Jharkhand State Commission for Women

Commission overview
- Formed: 1993
- Jurisdiction: Government of Jharkhand
- Headquarters: Jharkhand State commission for Women, State Commission for Women Jharkhand Engineers Hostel No-1, 1st floor, Dhurwa, Ranchi - 834004, Jharkhand, India. E-Mail: chairperson@jscw.in.
- Commission executive: Ms. Kalyani Sharan, Chairperson;
- Website: http://jscw.in

= Jharkhand State Commission for Women =

Statutory body for women's rights, India

Jharkhand State Commission for Women is a statutory body constituted in the year 1993 to deal with the issues relating to crime against women in the state of Jharkhand. The commission for welfare of women in the state was set up by Jharkhand Government as a quasi-judicial body.

== History and Objectives ==

Jharkhand State Commission for Women was formed to investigate specific problems relating to women and apart from studying women related issues from the state. The commission is equipped with powers to safeguard rights of women and ensure their protection and equality against any form of harassment and issues faced in the family and community.

The commission was created with the following objectives:

- Ensuring protection and welfare of women.
- Handle gender-based issues through timely intervention in case of any violation of relevant laws or opportunity denial or depriving the women of any rights.
- Recommending to state government on women-based issues.
- The commission occasionally takes steps to create awareness in public regarding the women-based legislation in the state.

== Composition ==

Jharkhand State Commission for Women was formed with a chairperson and other members. The social welfare department of the state makes modalities for appointing the Chairman of the State Commission for Women. Their salary and other emoluments are fixed by state government and revised from time to time.

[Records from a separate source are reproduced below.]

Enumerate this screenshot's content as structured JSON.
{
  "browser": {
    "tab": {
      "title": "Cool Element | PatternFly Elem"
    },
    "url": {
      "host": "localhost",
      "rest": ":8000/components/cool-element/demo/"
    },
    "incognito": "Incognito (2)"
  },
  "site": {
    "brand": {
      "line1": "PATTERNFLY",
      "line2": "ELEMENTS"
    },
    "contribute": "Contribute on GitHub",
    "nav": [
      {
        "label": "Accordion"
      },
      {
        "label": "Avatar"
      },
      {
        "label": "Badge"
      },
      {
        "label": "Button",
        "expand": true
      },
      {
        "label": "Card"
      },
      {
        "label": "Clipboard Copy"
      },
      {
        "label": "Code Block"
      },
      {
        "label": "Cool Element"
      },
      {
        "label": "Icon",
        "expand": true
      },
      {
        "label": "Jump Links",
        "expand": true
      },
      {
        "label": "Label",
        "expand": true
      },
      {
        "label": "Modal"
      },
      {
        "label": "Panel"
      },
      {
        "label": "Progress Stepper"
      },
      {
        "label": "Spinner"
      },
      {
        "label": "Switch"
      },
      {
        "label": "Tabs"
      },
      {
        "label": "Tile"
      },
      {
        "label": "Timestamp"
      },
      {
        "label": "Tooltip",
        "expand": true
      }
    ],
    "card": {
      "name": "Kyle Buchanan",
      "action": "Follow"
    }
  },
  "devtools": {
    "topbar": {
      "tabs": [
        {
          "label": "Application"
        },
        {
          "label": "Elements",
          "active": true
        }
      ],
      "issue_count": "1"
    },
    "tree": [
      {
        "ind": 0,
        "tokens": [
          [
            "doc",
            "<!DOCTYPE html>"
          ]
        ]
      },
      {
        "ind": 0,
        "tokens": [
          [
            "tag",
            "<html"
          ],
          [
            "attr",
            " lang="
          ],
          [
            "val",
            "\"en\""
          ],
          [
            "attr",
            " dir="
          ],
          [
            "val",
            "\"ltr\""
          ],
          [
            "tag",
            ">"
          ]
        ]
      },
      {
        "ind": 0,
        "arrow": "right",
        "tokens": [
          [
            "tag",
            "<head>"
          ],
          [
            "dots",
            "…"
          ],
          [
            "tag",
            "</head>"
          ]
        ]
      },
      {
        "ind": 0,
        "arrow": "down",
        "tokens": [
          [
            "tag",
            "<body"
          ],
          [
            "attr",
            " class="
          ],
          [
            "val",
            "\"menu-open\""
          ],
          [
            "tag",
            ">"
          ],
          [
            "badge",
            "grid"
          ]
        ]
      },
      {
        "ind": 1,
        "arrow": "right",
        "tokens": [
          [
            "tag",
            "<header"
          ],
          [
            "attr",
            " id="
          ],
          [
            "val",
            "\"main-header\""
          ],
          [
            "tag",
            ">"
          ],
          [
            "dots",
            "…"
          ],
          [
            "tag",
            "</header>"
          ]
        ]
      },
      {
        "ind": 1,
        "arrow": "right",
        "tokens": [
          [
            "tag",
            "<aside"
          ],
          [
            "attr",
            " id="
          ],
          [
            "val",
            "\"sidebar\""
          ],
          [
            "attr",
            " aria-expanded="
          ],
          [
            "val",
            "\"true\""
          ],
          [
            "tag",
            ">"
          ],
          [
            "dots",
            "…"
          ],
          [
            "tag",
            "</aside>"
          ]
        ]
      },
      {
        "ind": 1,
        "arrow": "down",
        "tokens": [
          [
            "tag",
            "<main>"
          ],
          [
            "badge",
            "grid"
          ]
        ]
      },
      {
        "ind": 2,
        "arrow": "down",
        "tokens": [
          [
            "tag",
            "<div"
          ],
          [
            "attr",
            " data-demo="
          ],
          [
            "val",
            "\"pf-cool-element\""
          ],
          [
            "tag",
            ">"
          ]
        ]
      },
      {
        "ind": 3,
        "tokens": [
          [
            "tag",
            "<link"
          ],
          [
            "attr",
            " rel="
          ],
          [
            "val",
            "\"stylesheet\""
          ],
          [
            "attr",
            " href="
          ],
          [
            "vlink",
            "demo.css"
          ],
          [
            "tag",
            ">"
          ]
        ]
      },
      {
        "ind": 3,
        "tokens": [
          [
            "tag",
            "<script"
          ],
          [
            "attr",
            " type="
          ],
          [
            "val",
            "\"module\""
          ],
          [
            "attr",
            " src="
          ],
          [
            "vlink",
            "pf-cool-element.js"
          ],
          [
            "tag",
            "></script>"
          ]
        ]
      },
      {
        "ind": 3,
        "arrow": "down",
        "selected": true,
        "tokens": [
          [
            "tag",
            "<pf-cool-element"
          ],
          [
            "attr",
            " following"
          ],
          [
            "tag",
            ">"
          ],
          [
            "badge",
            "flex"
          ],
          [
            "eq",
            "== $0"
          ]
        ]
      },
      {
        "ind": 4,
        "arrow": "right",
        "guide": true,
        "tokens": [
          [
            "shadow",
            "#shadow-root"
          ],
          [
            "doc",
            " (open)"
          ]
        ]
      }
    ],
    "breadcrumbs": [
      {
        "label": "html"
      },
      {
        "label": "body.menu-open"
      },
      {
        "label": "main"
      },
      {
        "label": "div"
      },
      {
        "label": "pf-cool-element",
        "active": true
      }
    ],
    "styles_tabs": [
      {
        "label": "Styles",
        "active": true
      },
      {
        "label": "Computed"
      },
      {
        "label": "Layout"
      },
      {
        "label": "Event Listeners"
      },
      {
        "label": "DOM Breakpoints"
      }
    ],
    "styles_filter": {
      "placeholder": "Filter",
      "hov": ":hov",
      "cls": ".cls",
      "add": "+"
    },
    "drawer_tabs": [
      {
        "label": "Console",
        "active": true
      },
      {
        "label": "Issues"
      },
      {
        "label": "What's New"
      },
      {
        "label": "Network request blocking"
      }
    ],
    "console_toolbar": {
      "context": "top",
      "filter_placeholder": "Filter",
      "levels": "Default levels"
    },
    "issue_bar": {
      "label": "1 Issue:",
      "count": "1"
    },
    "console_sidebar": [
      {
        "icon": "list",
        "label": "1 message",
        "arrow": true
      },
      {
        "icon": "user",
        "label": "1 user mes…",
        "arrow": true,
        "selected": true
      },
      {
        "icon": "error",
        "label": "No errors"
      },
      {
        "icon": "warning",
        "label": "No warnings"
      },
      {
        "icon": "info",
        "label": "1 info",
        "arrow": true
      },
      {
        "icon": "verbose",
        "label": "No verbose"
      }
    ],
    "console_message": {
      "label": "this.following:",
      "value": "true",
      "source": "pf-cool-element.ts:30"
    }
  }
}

Ms. Kalyani Sharan is the Chairperson of the Jharkhand State Commission for Women. She along with other members will hold office for a period of 3 years.

== Activities ==

Jharkhand State Commission for Women was formed to perform below activities:

- Commission should ensure that it adheres to the provision and protection guaranteed for women under Constitution of India and women related legislations.
- In case any agency in the state fails to implement protective measures against women, getting the same to the notice of Government.
- Making recommendations for the amendments in any law if it fails on provision of justice to the women of the state.
- Taking up with concerned authorities any issue of violation of women's rights and recommending follow-up action to them.
- Women who have complaints of violation of their rights and non-implementation of their protective measures guaranteed under the Constitution of India can directly approach Women Commission for redressal.
- Counselling and assisting women who are victims of atrocities and discrimination in the state.
- Financing litigation expenses for any issues involving mass group of women and occasionally make reports to the state government relating to them.
- Inspecting any premises, jail or other remand home where women prisoners are lodged or any other case and bringing them to the notice of respective authorities, in case of need.
- Enquire, study and investigate any specific women-based issues.
- Initiate educational research or undertaking any promotional method and recommend ways for ensuring women representation in all areas and identifying reasons depriving them of their rights.
- To enquire suo-moto or any complaints of any issue which deprives women of their rights or women protection laws not being implemented or noncompliance of any policies relating to them or failure of following instructions relating to women welfare and relief associated with them.